At first some of the detainees were allowed to leave the camp to take on small construction projects for the police or the army. This practice ended when the first New Mexican soldiers returned home with stories of Japanese cruelty and the horrors of POW camps in Japan. With public opinion turned so vehemently against them, the internees (who, at peak periods, comprised 10% of Santa Fe’s population) were no longer allowed to leave the grounds. Santa Feans had to be persuaded not to mob Camp Santa Fe, finally convinced by the logic that Japan’s mistreatment of American POWs would increase if the detainees were harmed.

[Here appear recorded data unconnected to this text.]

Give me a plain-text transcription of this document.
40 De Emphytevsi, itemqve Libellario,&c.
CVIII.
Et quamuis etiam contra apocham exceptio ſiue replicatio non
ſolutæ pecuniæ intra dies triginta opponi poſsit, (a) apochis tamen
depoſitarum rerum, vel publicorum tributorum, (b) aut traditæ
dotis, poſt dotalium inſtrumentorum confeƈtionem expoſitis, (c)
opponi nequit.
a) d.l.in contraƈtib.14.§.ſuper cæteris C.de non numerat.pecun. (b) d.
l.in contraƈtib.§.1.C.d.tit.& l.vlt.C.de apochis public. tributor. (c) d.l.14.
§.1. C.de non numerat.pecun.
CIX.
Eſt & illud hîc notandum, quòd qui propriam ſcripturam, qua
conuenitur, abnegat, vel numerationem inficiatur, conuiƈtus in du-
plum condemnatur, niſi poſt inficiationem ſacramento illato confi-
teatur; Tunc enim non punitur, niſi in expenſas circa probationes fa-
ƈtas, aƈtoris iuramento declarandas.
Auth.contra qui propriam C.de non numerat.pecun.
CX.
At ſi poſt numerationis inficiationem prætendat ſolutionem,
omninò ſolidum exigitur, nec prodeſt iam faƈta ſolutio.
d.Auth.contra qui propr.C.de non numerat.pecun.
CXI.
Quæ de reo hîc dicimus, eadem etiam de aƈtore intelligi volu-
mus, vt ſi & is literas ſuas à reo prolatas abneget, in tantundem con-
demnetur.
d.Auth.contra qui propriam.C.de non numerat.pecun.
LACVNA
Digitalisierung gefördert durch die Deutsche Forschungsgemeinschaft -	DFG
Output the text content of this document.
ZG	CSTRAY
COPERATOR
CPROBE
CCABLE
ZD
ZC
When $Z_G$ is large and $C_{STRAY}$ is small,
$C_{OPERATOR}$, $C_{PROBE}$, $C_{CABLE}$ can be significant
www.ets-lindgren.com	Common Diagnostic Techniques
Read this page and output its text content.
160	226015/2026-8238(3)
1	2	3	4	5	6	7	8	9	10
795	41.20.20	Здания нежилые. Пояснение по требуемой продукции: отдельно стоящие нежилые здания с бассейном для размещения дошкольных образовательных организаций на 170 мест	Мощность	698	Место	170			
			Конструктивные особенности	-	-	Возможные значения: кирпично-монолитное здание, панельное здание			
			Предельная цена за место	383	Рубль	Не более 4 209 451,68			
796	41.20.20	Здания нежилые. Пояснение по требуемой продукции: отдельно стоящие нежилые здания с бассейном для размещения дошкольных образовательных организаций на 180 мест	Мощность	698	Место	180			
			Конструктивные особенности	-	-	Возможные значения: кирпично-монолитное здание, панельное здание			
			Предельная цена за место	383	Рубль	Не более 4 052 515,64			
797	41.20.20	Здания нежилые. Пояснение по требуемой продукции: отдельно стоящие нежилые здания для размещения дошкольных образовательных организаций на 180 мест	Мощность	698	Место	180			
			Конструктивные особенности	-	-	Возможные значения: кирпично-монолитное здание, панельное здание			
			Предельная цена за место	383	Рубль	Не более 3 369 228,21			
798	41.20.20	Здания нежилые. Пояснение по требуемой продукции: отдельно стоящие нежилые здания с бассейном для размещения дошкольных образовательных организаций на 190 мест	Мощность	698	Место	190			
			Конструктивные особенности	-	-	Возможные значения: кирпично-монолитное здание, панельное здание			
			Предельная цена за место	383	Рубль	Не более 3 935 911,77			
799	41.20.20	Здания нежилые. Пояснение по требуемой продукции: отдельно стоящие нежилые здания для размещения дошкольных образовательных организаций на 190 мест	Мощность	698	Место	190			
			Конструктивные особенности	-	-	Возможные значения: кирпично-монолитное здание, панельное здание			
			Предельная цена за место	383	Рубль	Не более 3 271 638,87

Few modern-day residents know there was an internment camp located in one of their still and sunny neighborhoods. On the blustery February day in 2006, a few of the older girls from Carlos Gilbert Elementary lingered in front of the memorial after the group moved on. When asked their opinion on internment camps, the students demonstrated thoughtfulness and a surprising amount of knowledge. Pearl talked about the people who were interned merely because they looked Japanese. Sarah spoke up about the two American-born Japanese men who died in the camp. She added, “We used to call them aliens ‘cause they weren’t like us.” Daria, a second-grader, vacillated, “I don’t think internment camps are good. Except if it’s for war.”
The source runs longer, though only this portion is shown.